During a retreat on the beautiful island of Maui, where Sydney Banks also lived for some time, Gangaji suggested I “let the land be my teacher.” ... Outside the small church in the Maui highlands where we had gathered, I experienced with profound clarity the Oneness of Truth, of teachers, of ourselves. There is a Oneness that has never been separated by form—by the forms of our bodies, or by the forms of “teachings.” This Oneness, this One Love, is beyond all words and forms, and yet lives in all forms. It lives in you. It is you.

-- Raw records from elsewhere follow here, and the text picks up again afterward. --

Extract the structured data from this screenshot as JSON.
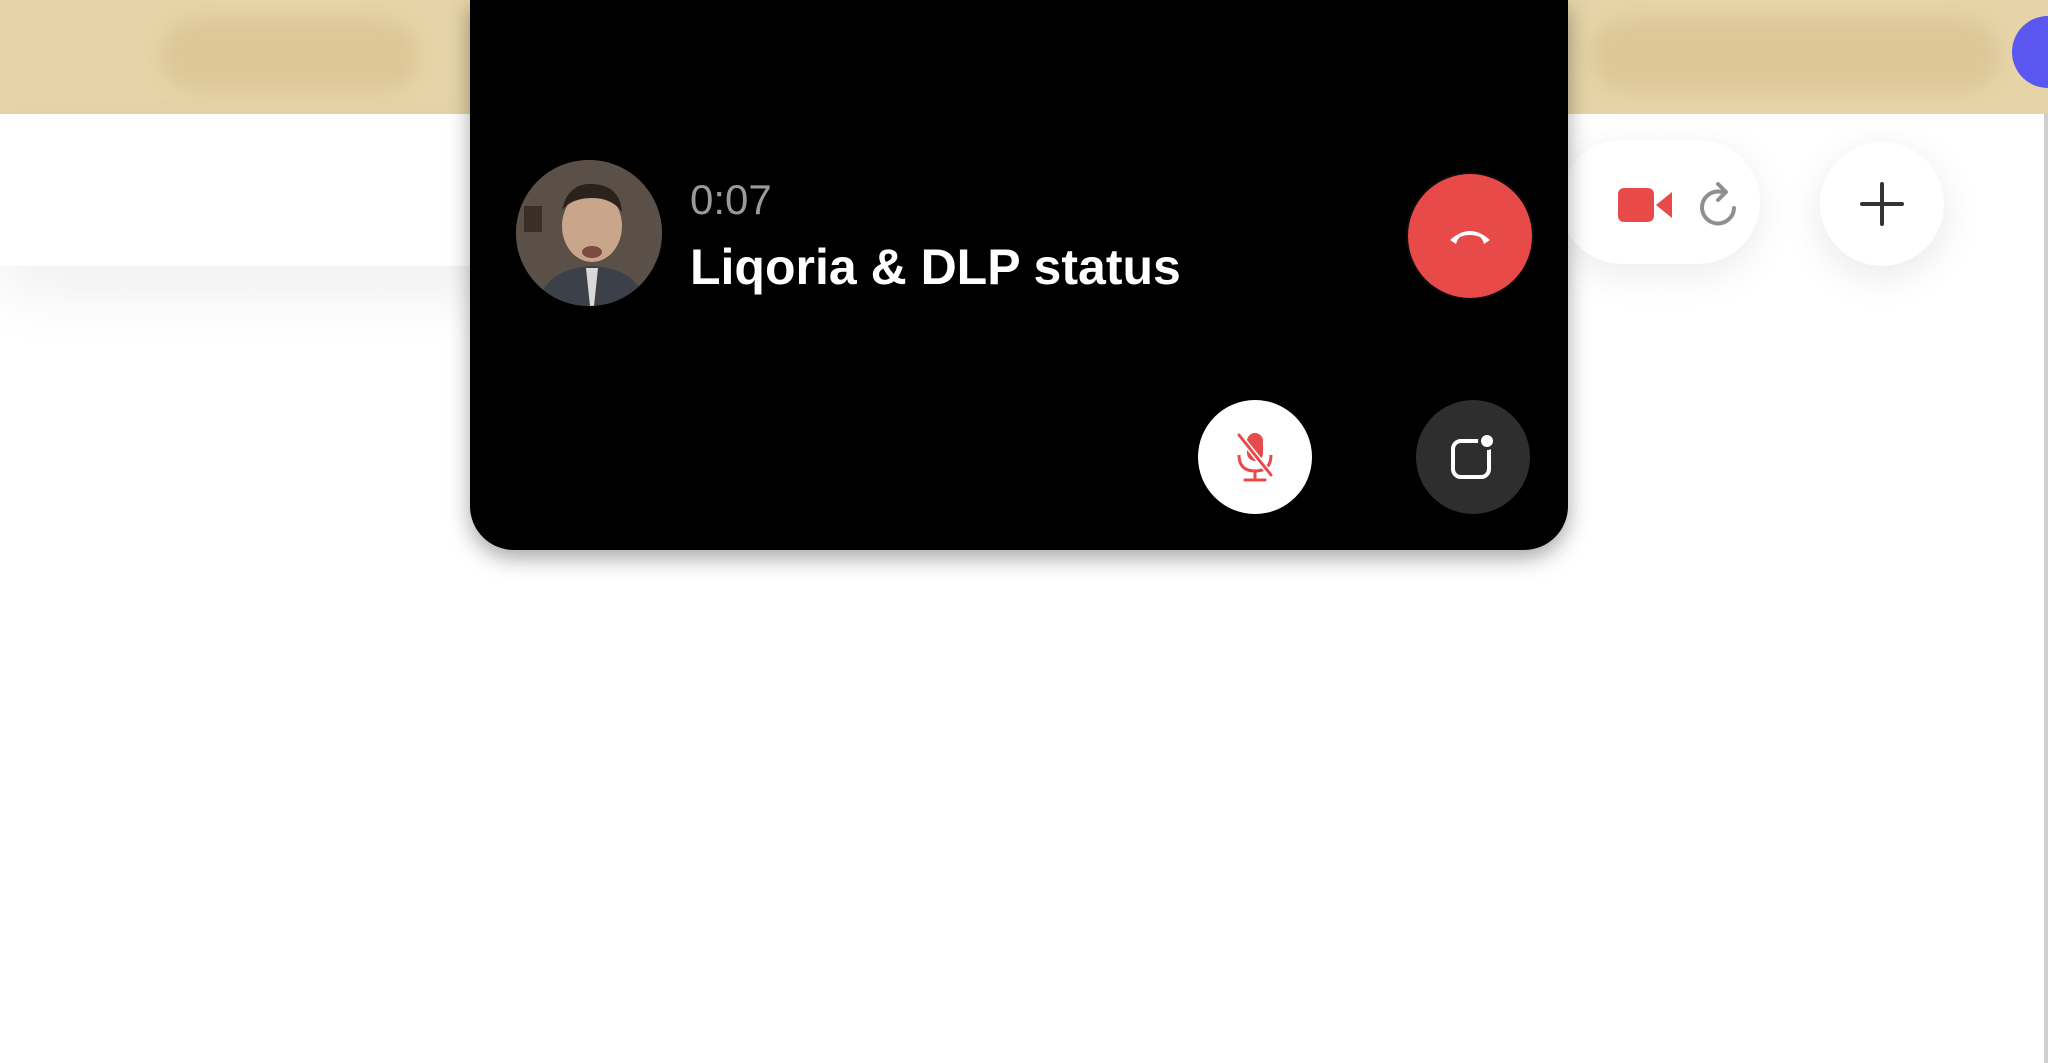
{
  "call": {
    "duration": "0:07",
    "title": "Liqoria & DLP status",
    "avatar_icon": "person-avatar",
    "end_call_icon": "phone-hangup-icon",
    "mute_icon": "microphone-off-icon",
    "screen_share_icon": "screen-share-icon"
  },
  "toolbar": {
    "video_icon": "video-camera-icon",
    "refresh_icon": "refresh-icon",
    "add_icon": "plus-icon"
  },
  "colors": {
    "topbar": "#e6d4a8",
    "panel": "#000000",
    "end_call": "#e84a4a",
    "accent_dot": "#5a56f0",
    "video_icon": "#e84a4a"
  }
}
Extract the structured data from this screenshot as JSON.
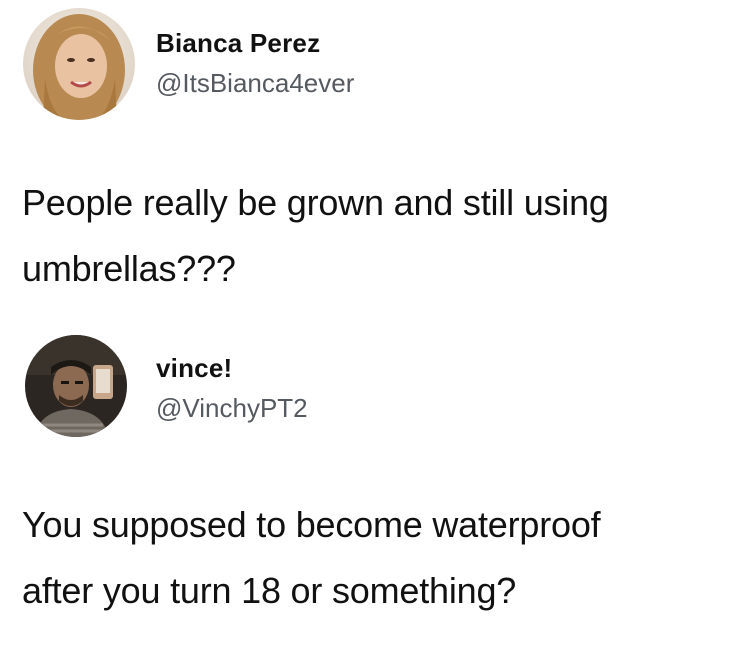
{
  "tweets": [
    {
      "name": "Bianca Perez",
      "handle": "@ItsBianca4ever",
      "avatar_icon": "user-avatar-photo",
      "text_lines": [
        "People really be grown and still using",
        "umbrellas???"
      ]
    },
    {
      "name": "vince!",
      "handle": "@VinchyPT2",
      "avatar_icon": "user-avatar-photo",
      "text_lines": [
        "You supposed to become waterproof",
        "after you turn 18 or something?"
      ]
    }
  ]
}
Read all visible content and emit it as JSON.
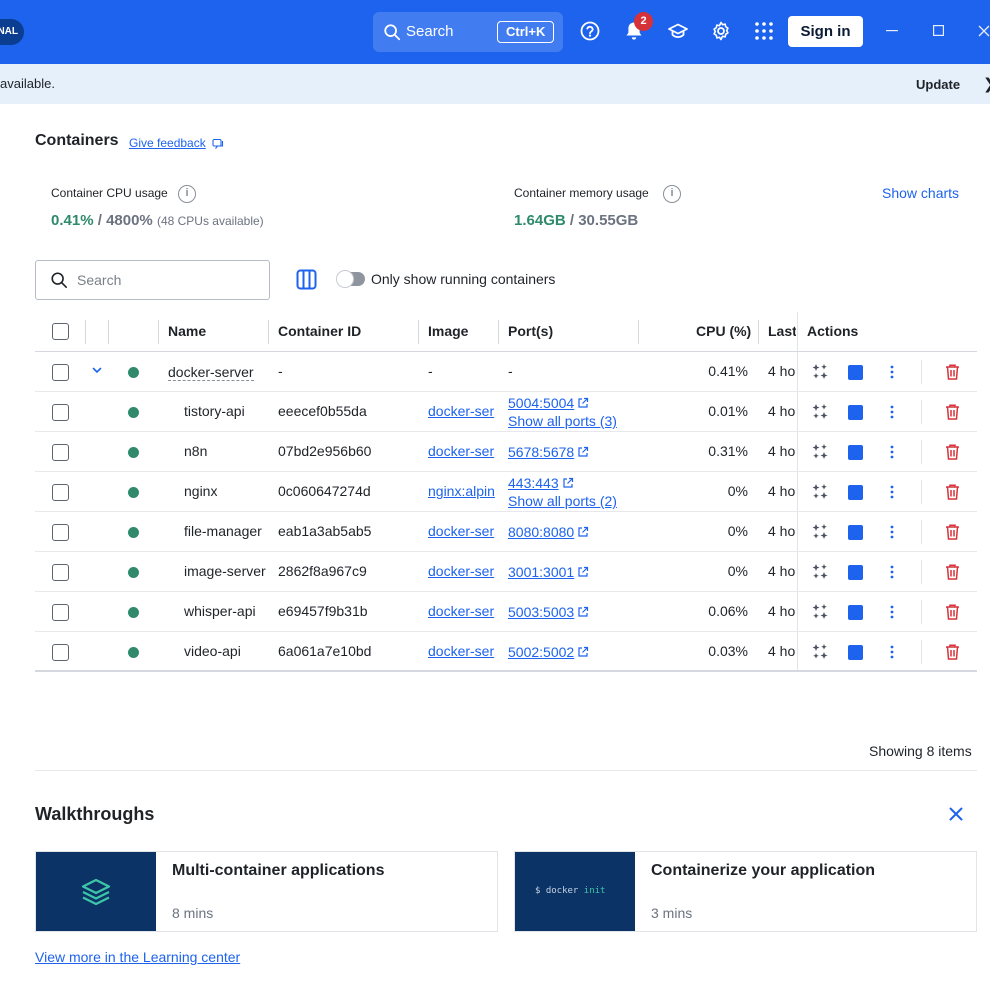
{
  "titlebar": {
    "plan_label": "NAL",
    "search_label": "Search",
    "search_shortcut": "Ctrl+K",
    "notification_count": "2",
    "signin_label": "Sign in",
    "accent_color": "#1d63ed"
  },
  "banner": {
    "text": "available.",
    "update_label": "Update",
    "close_glyph": "❯"
  },
  "header": {
    "title": "Containers",
    "feedback_label": "Give feedback"
  },
  "stats": {
    "cpu_label": "Container CPU usage",
    "cpu_used": "0.41%",
    "cpu_sep": " / ",
    "cpu_total": "4800%",
    "cpu_note": "(48 CPUs available)",
    "mem_label": "Container memory usage",
    "mem_used": "1.64GB",
    "mem_sep": " / ",
    "mem_total": "30.55GB",
    "show_charts_label": "Show charts",
    "info_glyph": "i"
  },
  "toolbar": {
    "search_placeholder": "Search",
    "toggle_label": "Only show running containers"
  },
  "table": {
    "headers": {
      "name": "Name",
      "container_id": "Container ID",
      "image": "Image",
      "ports": "Port(s)",
      "cpu": "CPU (%)",
      "last": "Last",
      "actions": "Actions"
    },
    "parent": {
      "name": "docker-server",
      "container_id": "-",
      "image": "-",
      "ports": "-",
      "cpu": "0.41%",
      "last": "4 ho"
    },
    "rows": [
      {
        "name": "tistory-api",
        "container_id": "eeecef0b55da",
        "image": "docker-ser",
        "port": "5004:5004",
        "ports_more": "Show all ports (3)",
        "cpu": "0.01%",
        "last": "4 ho"
      },
      {
        "name": "n8n",
        "container_id": "07bd2e956b60",
        "image": "docker-ser",
        "port": "5678:5678",
        "ports_more": "",
        "cpu": "0.31%",
        "last": "4 ho"
      },
      {
        "name": "nginx",
        "container_id": "0c060647274d",
        "image": "nginx:alpin",
        "port": "443:443",
        "ports_more": "Show all ports (2)",
        "cpu": "0%",
        "last": "4 ho"
      },
      {
        "name": "file-manager",
        "container_id": "eab1a3ab5ab5",
        "image": "docker-ser",
        "port": "8080:8080",
        "ports_more": "",
        "cpu": "0%",
        "last": "4 ho"
      },
      {
        "name": "image-server",
        "container_id": "2862f8a967c9",
        "image": "docker-ser",
        "port": "3001:3001",
        "ports_more": "",
        "cpu": "0%",
        "last": "4 ho"
      },
      {
        "name": "whisper-api",
        "container_id": "e69457f9b31b",
        "image": "docker-ser",
        "port": "5003:5003",
        "ports_more": "",
        "cpu": "0.06%",
        "last": "4 ho"
      },
      {
        "name": "video-api",
        "container_id": "6a061a7e10bd",
        "image": "docker-ser",
        "port": "5002:5002",
        "ports_more": "",
        "cpu": "0.03%",
        "last": "4 ho"
      }
    ],
    "status_color": "#2f8a6b",
    "showing_label": "Showing 8 items"
  },
  "walkthroughs": {
    "title": "Walkthroughs",
    "cards": [
      {
        "title": "Multi-container applications",
        "duration": "8 mins"
      },
      {
        "title": "Containerize your application",
        "duration": "3 mins",
        "command_prompt": "$ docker",
        "command_keyword": "init"
      }
    ],
    "learn_link": "View more in the Learning center"
  }
}
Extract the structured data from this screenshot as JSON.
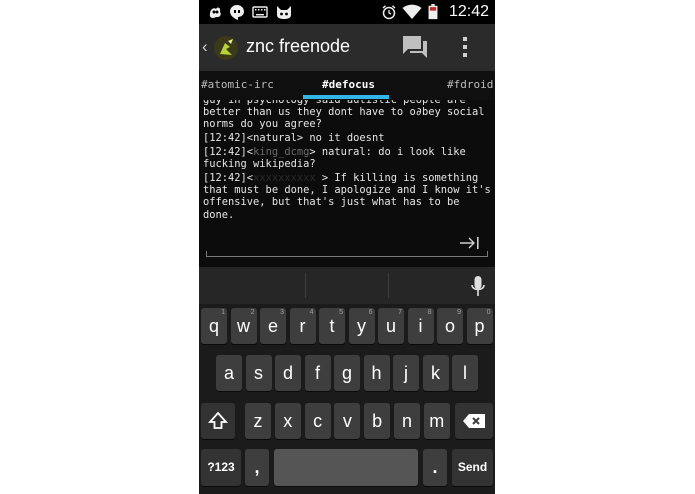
{
  "status_bar": {
    "time": "12:42",
    "icons_left": [
      "blob-icon",
      "hangouts-icon",
      "keyboard-icon",
      "cat-icon"
    ],
    "icons_right": [
      "alarm-icon",
      "wifi-icon",
      "battery-icon"
    ]
  },
  "action_bar": {
    "title": "znc freenode"
  },
  "tabs": {
    "items": [
      "#atomic-irc",
      "#defocus",
      "#fdroid"
    ],
    "active_index": 1,
    "accent": "#33b5e5"
  },
  "chat": {
    "messages": [
      {
        "ts": "",
        "nick": "",
        "text": "guy in psychology said autistic people are better than us they dont have to o∂bey social norms do you agree?"
      },
      {
        "ts": "[12:42]",
        "nick": "natural",
        "text": " no it doesnt"
      },
      {
        "ts": "[12:42]",
        "nick": "king_dcmg",
        "text": " natural: do i look like fucking wikipedia?"
      },
      {
        "ts": "[12:42]",
        "nick": "",
        "text": " > If killing is something that must be done, I apologize and I know it's offensive, but that's just what has to be done."
      }
    ]
  },
  "keyboard": {
    "row1": [
      {
        "k": "q",
        "h": "1"
      },
      {
        "k": "w",
        "h": "2"
      },
      {
        "k": "e",
        "h": "3"
      },
      {
        "k": "r",
        "h": "4"
      },
      {
        "k": "t",
        "h": "5"
      },
      {
        "k": "y",
        "h": "6"
      },
      {
        "k": "u",
        "h": "7"
      },
      {
        "k": "i",
        "h": "8"
      },
      {
        "k": "o",
        "h": "9"
      },
      {
        "k": "p",
        "h": "0"
      }
    ],
    "row2": [
      "a",
      "s",
      "d",
      "f",
      "g",
      "h",
      "j",
      "k",
      "l"
    ],
    "row3": [
      "z",
      "x",
      "c",
      "v",
      "b",
      "n",
      "m"
    ],
    "symbols_label": "?123",
    "comma_label": ",",
    "period_label": ".",
    "send_label": "Send"
  }
}
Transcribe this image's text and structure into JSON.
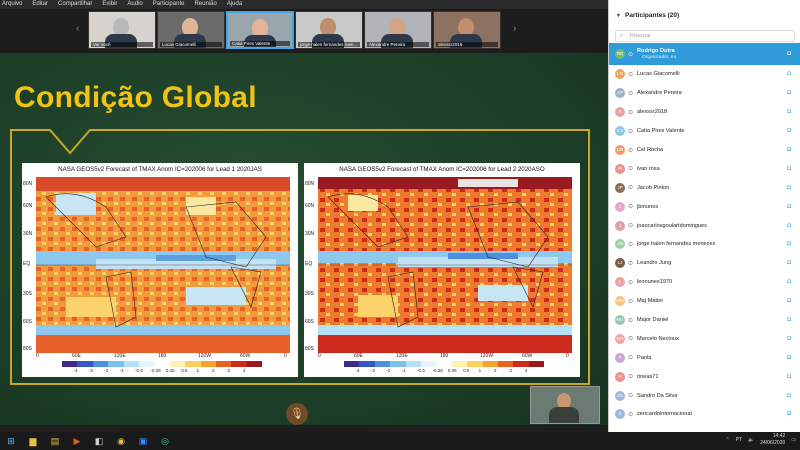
{
  "menu": [
    "Arquivo",
    "Editar",
    "Compartilhar",
    "Exibir",
    "Áudio",
    "Participante",
    "Reunião",
    "Ajuda"
  ],
  "video_strip": [
    {
      "name": "Ver você",
      "face": "#b9b9b9",
      "bg": "#d7d4cf",
      "active": false
    },
    {
      "name": "Lucas Giacomelli",
      "face": "#e0b497",
      "bg": "#6a6a6a",
      "active": false
    },
    {
      "name": "Catia Pires Valente",
      "face": "#e2b59a",
      "bg": "#9aa6ae",
      "active": true
    },
    {
      "name": "jorge halen fernandes men...",
      "face": "#bf8f6f",
      "bg": "#c9c9c9",
      "active": false
    },
    {
      "name": "Alexandre Pereira",
      "face": "#d6a384",
      "bg": "#b0b4b8",
      "active": false
    },
    {
      "name": "alexssr2018",
      "face": "#c48d6c",
      "bg": "#8d7261",
      "active": false
    }
  ],
  "slide": {
    "title": "Condição Global",
    "maps": [
      {
        "title": "NASA GEOS5v2 Forecast of TMAX Anom IC=202006 for Lead 1 2020JAS"
      },
      {
        "title": "NASA GEOS5v2 Forecast of TMAX Anom IC=202006 for Lead 2 2020ASO"
      }
    ],
    "y_labels": [
      "80N",
      "60N",
      "30N",
      "EQ",
      "30S",
      "60S",
      "80S"
    ],
    "x_labels": [
      "0",
      "60E",
      "120E",
      "180",
      "120W",
      "60W",
      "0"
    ],
    "colorbar_labels": [
      "-4",
      "-3",
      "-2",
      "-1",
      "-0.5",
      "-0.25",
      "0.25",
      "0.5",
      "1",
      "2",
      "3",
      "4"
    ],
    "colorbar_colors": [
      "#3d2a8c",
      "#3556c9",
      "#4e8fe0",
      "#7cc0ee",
      "#b6e0f7",
      "#e8f4fb",
      "#ffffff",
      "#fff2b0",
      "#fdd060",
      "#f7a230",
      "#ea6222",
      "#cc2a1c",
      "#9a1a22"
    ]
  },
  "participants_panel": {
    "title": "Participantes (20)",
    "search_placeholder": "Procurar",
    "people": [
      {
        "name": "Rodrigo Dutra",
        "role": "Organizador, eu",
        "initials": "RD",
        "color": "#6fbf73",
        "selected": true
      },
      {
        "name": "Lucas Giacomelli",
        "initials": "LG",
        "color": "#f0a35e"
      },
      {
        "name": "Alexandre Pereira",
        "initials": "AP",
        "color": "#9ab0c7"
      },
      {
        "name": "alexssr2018",
        "initials": "A",
        "color": "#e9a3a3"
      },
      {
        "name": "Catia Pires Valente",
        "initials": "CV",
        "color": "#8ec6e8"
      },
      {
        "name": "Cel Rocha",
        "initials": "CR",
        "color": "#f29a6a"
      },
      {
        "name": "ivan rosa",
        "initials": "IR",
        "color": "#ef8f8f"
      },
      {
        "name": "Jacob Pinton",
        "initials": "JP",
        "color": "#8b6a50"
      },
      {
        "name": "jbmunes",
        "initials": "J",
        "color": "#e7a7c7"
      },
      {
        "name": "joaocarlosgoulartdomingues",
        "initials": "J",
        "color": "#e0a0a0"
      },
      {
        "name": "jorge halen fernandes menezes",
        "initials": "JM",
        "color": "#9fd0a5"
      },
      {
        "name": "Leandro Jung",
        "initials": "LJ",
        "color": "#7a5e4a"
      },
      {
        "name": "leonunes1970",
        "initials": "L",
        "color": "#e9a3a3"
      },
      {
        "name": "Maj Mattei",
        "initials": "MM",
        "color": "#f4c27a"
      },
      {
        "name": "Major Daniel",
        "initials": "MD",
        "color": "#8fc7b3"
      },
      {
        "name": "Marcelo Nectoux",
        "initials": "MN",
        "color": "#f0a3a3"
      },
      {
        "name": "Paola",
        "initials": "P",
        "color": "#c7a6d8"
      },
      {
        "name": "rineas71",
        "initials": "R",
        "color": "#ef8f8f"
      },
      {
        "name": "Sandro Da Silva",
        "initials": "SS",
        "color": "#9ab8e0"
      },
      {
        "name": "zericardointernacional",
        "initials": "Z",
        "color": "#9ab8e0"
      }
    ]
  },
  "taskbar": {
    "lang": "PT",
    "time": "14:42",
    "date": "24/06/2020"
  },
  "colors": {
    "accent": "#2f9bd9",
    "slide_bg": "#1a3d26",
    "title_yellow": "#f2c313",
    "frame_yellow": "#c9a825"
  }
}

Today, I support and feel indebted to both Gangaji’s “movement” and that of the 3 Principles. Both help people, directly, simply, and now worldwide, to discover the freedom and essence of who, or what, they really are.
And yet I encourage everyone to look directly into their own hearts for the Truth and to follow their own wisdom. You are your own authority. Let no one take this sacred capacity from you. A good spiritual–and even psychological–teacher is one who truly intends to “work themselves out of a job.” Mr. Banks emphasized, often, the importance of following one’s own wisdom. I discovered the importance of this within my own life–as well as the courage and honesty with oneself this spiritual mandate often demands.
In the end, Truth is gentle and loving and caring; and then also hard and wild and mysterious and unpredictable. Just when you think you have it “figured out,” Truth will point you in a direction you never expected. Are you willing?
All “forms of Truth,” if they are true, point to the same thing: this Consciousness that we are. This Oneness that is behind, and even within our separate identities.
Finally, all teachers, all lineages, all teachings end in You.